1. Bundesliga 17/18
| 12.52 Uhr

Dortmunder will Wechsel erzwingen
BVB-Star Dembélé bleibt suspendiert

Diese Fußballer provozierten ihren Wechsel
Diese Fußballer provozierten ihren Wechsel FOTO: afp, PST
Dortmund. Es gibt kein Zurück. Zumindest vorerst. Ousmane Dembélé fehlte am Sonntagmorgen im Sonnenschein erneut beim Training von Borussia Dortmund – der Klub hätte seinem bockigen Supertalent ohnehin den Weg versperrt.

Er hat auch kaum eine andere Wahl: Er erhält die Suspendierung des 20-Jährigen, der mit einem Streik seinen Wechsel zum FC Barcelona erzwingen will, "bis auf Weiteres" aufrecht. Eine Reintegration ist schwer vorstellbar.

Auf einem Gipfeltreffen nach dem lässig-leichten 4:0 (2:0) beim 1. FC Rielasingen-Arlen in der ersten Runde des DFB-Pokals legten Geschäftsführer Hans-Joachim Watzke, Sportdirektor Michael Zorc und Trainer Peter Bosz die gemeinsame Linie fest. Am Sonntag wurde sie kurz und knapp verkündet.

Für beide Seiten ist es ein Spiel auf Zeit: Ein neues, für den BVB angemessenes Angebot aus Spanien kann die vertrackte Lage innerhalb kürzester Zeit auflösen – oder die Schließung des Transferfensters am 31. August. Bis dahin, sagt Zorc, bestehe für den jungen Franzosen "selbstverständlich die Möglichkeit, ein individuelles Training abseits der Gruppe zu absolvieren".

Dortmund ist für Dembélé nur ein Sprungbrett

Erhöht der FC Barcelona sein Angebot nicht auf mindestens 130 Millionen Euro, werden sich der BVB und Ousmane Dembélé wohl oder übel wieder aneinander gewöhnen müssen. Besonders den Fans dürfte das schwerfallen, möglicherweise auch Dembélé selbst. Er hat sehr eindeutig dokumentiert, dass der Verein der "Echten Liebe" für ihn nur ein Sprungbrett ist.
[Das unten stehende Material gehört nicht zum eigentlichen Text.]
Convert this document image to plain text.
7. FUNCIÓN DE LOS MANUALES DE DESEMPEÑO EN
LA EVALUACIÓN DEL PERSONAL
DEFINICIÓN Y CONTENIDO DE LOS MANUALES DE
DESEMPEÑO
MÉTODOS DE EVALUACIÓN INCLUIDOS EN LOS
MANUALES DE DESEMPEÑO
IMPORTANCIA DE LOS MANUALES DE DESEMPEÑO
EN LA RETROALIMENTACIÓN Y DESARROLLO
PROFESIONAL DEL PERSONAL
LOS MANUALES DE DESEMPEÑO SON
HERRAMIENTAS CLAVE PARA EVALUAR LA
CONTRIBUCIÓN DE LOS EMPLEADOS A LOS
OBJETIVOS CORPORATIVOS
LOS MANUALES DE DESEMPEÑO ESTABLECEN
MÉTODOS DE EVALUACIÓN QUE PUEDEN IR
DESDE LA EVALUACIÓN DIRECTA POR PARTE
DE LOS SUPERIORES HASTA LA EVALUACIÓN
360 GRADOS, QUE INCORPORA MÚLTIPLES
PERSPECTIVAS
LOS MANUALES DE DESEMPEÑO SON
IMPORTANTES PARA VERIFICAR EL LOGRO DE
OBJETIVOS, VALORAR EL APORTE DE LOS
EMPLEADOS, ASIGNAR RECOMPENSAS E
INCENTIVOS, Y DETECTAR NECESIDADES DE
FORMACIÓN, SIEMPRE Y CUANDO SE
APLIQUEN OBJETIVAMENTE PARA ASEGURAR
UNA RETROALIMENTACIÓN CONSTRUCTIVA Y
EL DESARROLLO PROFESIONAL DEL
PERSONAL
Die Dortmunder Verantwortlichen sind das Thema leid. "Unser Fokus liegt jetzt auf einer konzentrierten Vorbereitung der Mannschaft auf den Bundesliga-Auftakt am kommenden Wochenende in Wolfsburg", sagte Zorc. Die Sehnsucht nach Ruhe steigt.

Doch Pierre-Emerick Aubameyang konnte so viele Tore schießen, wie er wollte – im Mittelpunkt stand er nicht. Es ging nur um Dembélé und das große Theater. Bevor der Teambus am Samstag in Freiburg vom Parkplatz rollte, ließ Mittelfeldspieler Nuri Sahin durchblicken, dass sich die Mannschaft in die Diskussion einbringen will. "Es wird Gespräche geben", sagte Sahin: "Wir werden unsere Sichtweise erläutern."

Aubameyang schreibt BVB-Geschichte

Aubameyang hatte sich redlich um Ablenkung bemüht. Mit seinem Dreierpack (41./Foulelfmeter, 55. und 80.) stieg der Gabuner zum erfolgreichsten ausländischen Spieler der Vereinsgeschichte auf. Er löste mit 124 Pflichtspieltoren die Dortmunder Ikone Stéphane Chapuisat (123) ab. Neben dem Torjäger traf Innenverteidiger Marc Bartra (12.) vor 24.000 Zuschauer im ausverkauften Schwarzwaldstadion.

Das Fehlen der BVB-Stars Mario Götze, Marco Reus, Raphael Guerreiro, Julian Weigl, Marcel Schmelzer, Erik Durm, Christian Pulisic und Sebastian Rode machte sich beim Sechstligisten nicht bemerkbar. Auch Dembélé wurde nicht groß vermisst.

Das könnte sich schon am Samstag in Wolfsburg ändern.